ECCOMAS 2024

Gridap.jl and PartitionedArrays.jl: Towards a fully-fledged high-performance finite element software stack in Julia

  • Verdugo, Francesc (Vrije Universiteit Amsterdam)
  • Andersen, Anton (University of Amsterdam)
  • Frazier, Jared (University of Amsterdam)
  • Meijer, Jop (University of Amsterdam)
  • Tu, Yung-sheng (Vrije Universiteit Amsterdam)

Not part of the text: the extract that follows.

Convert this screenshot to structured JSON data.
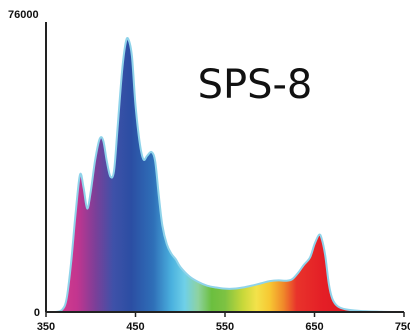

Please login to view abstract download link

Gridap.jl is among the most advanced finite element (FE) libraries written in the Julia programming Language. It provides a user interface reminiscent to FEniCS, but implemented in pure Julia and following a novel software design based on the Julia just-in-time compiler. Gridap.jl's key design goal is to provide an efficient FE package implemented in an easy-to-use computer language, allowing numerical analysts, domain scientists, and HPC experts to develop collaboratively in the same code base without inter-language barriers. This is in contrast to the more traditional approach of combining Python for user productivity and C/C++/Fortran for performance. The extension of Gridap.jl to large-scale parallel computations is based on PartitionedArrays.jl. This library provides tools such as distributed vectors, distributed sparse matrices, and distributed sparse matrix-vector multiplication kernels, which can be used in the parallel assembly of FE operators and its solution with iterative solvers. The combined goal of Gridap.jl and PartitionedArrays.jl is to provide a modern high-performance FE software stack similar in spirit to other combos such as FEniCS plus PETSc, but in Julia. The key part still missing to accomplish this objective is the implementation of parallel preconditioners based on algebraic multigrid (AMG) and multi-level domain decomposition. In this talk, we will present the latest developments, data structures, and design choices in PartitionedArrays.jl towards the implementation of such parallel methods. Our presentation will cover topics such as parallel AMG coarsening, distributed sparse matrix-matrix multiplication kernels, and latency-hiding for additive multi-level methods, as well as performance comparisons against well established C libraries.